Chris Darroch <[EMAIL PROTECTED]> writes:

>    I use the HTML::Entities module quite a bit and have really
> appreciated its support for Unicode characters > 256 with Perl 5.8.
> 
>    I do have one particular issue that crops up for me, and I thought
> it might affects others as well, so I'm including a crude set of
> patches with my "fix".  In short, I have to support HTML documents
> authored by a wide variety of people, and over time they've
> accumulated numeric character references to the troublesome set
> of characters between 128 and 159, mostly due to authors working
> on Windows platforms.  The same documents now may also have
> character references to the Unicode code points for those characters.
> 
>    Here's a simple example: "two &#151; em &#8212; dashes".
> 
>    Now, in my particular situation, I sometimes want to decode
> these entities to the same code point, so that, for example, I can
> match strings against each other.  At first I thought I might
> get away with this:
> 
> $a = Encode::encode('utf8', $a);  # force no utf8 flag
> HTML::Entities::decode_entities($a);
> $a = Encode::decode('cp1252', $a) unless (Encode::is_utf8($a));
> 
>    But while that will turn "&#151;" into U+2014, it turns
> "&#151;&#8212;" into U+0097 U+2014, which doesn't help.
> 
>    So, I whacked into place a decode_entities_cp1252() function
> that decodes any numeric characters references in the 128-159
> range (except for a couple of undefined ones) to the UTF-8
> equivalents.  I'm positive there are nicer, more elegant, and
> probably more flexible ways to do this, but lacking additional
> time to experiment, this is where I stopped.

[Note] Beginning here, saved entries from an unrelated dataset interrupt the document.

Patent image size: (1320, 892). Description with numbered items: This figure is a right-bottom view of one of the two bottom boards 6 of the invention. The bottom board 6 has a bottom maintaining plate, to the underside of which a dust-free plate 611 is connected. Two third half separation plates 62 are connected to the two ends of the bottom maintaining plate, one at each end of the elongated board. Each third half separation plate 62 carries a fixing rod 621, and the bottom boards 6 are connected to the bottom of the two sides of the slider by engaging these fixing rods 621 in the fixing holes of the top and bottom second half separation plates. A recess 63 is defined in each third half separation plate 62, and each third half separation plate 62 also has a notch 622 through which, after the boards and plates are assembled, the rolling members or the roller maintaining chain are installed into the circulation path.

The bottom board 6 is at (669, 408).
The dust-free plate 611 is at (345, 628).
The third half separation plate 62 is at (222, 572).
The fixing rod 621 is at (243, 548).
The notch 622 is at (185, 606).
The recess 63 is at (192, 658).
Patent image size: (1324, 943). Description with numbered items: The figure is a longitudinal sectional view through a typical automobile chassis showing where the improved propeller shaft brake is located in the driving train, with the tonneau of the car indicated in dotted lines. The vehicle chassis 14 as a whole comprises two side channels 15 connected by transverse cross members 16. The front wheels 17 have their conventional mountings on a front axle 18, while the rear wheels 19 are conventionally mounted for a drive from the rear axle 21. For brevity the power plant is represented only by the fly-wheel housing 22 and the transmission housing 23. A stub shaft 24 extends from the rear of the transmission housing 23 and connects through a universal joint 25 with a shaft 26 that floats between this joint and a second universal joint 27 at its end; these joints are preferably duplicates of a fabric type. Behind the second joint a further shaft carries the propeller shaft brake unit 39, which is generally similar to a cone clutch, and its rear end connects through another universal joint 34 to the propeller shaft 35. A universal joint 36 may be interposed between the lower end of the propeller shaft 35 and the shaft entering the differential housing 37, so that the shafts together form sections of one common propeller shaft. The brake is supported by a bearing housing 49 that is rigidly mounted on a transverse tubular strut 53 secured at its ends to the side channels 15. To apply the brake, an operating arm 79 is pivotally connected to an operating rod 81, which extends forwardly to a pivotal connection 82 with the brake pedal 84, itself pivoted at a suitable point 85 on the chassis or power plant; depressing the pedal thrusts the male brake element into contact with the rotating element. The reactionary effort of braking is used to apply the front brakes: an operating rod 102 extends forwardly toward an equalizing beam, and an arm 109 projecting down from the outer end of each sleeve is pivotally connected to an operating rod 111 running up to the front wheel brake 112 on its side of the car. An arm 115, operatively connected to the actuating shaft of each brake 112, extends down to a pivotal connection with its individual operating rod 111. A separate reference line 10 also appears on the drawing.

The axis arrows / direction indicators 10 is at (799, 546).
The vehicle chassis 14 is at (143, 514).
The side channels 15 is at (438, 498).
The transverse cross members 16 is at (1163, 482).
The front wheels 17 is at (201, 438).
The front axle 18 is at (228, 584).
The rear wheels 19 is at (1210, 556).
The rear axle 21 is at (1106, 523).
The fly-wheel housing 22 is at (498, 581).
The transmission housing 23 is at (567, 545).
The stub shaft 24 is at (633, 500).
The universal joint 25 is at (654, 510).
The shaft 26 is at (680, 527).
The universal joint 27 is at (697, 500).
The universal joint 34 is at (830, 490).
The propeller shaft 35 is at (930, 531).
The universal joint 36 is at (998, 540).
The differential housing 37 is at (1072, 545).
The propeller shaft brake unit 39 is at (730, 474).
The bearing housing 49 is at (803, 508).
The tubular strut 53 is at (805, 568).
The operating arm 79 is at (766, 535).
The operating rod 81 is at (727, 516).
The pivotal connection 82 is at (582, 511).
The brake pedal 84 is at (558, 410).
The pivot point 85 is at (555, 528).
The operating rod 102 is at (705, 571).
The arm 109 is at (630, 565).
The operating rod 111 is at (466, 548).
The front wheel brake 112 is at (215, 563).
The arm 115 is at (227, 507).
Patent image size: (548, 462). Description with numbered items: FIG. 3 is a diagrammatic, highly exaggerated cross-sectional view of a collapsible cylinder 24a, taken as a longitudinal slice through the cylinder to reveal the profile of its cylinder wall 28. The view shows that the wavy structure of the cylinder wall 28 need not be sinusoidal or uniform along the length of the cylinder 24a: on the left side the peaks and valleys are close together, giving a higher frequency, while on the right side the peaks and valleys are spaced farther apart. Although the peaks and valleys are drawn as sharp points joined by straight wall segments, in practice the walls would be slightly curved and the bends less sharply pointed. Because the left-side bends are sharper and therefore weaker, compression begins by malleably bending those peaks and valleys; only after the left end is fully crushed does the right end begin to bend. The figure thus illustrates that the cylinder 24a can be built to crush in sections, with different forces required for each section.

To me it feels wrong to add such a kludge to HTML::Entities.  It just
seems to be the wrong level to do such manipulations.  I would suggest
that you just post-process the string that decode_entities() returns
to fixup the Windows mess using tr///; example:

    sub cp1252_fixup {
        # replaces the additional WinLatin-1 chars in the 0x80 - 0x9F range
        # with the corresponding Unicode character
        my $str = shift;
        $str =~ 
tr/\x80-\x9f/\x{20AC}\x{FFFD}\x{201A}\x{192}\x{201E}\x{2026}\x{2020}\x{2021}\x{2C6}\x{2030}\x{160}\x{2039}\x{152}\x{FFFD}\x{17D}\x{FFFD}\x{FFFD}\x{2018}\x{2019}\x{201C}\x{201D}\x{2022}\x{2013}\x{2014}\x{2DC}\x{2122}\x{161}\x{203A}\x{153}\x{FFFD}\x{17E}\x{178}/;
        $str;
    }
    
    
    my $str = "Here's a simple example: two &#151; em &#8212; dashes";
    
    use HTML::Entities;
    $str = cp1252_fixup(HTML::Entities::decode($str));
    
    use Data::Dump;
    print Data::Dump::dump($str), "\n";

Dan: Would it make sense to make Encode provide something like
cp1252_fixup or is there already a way to do this with Encode?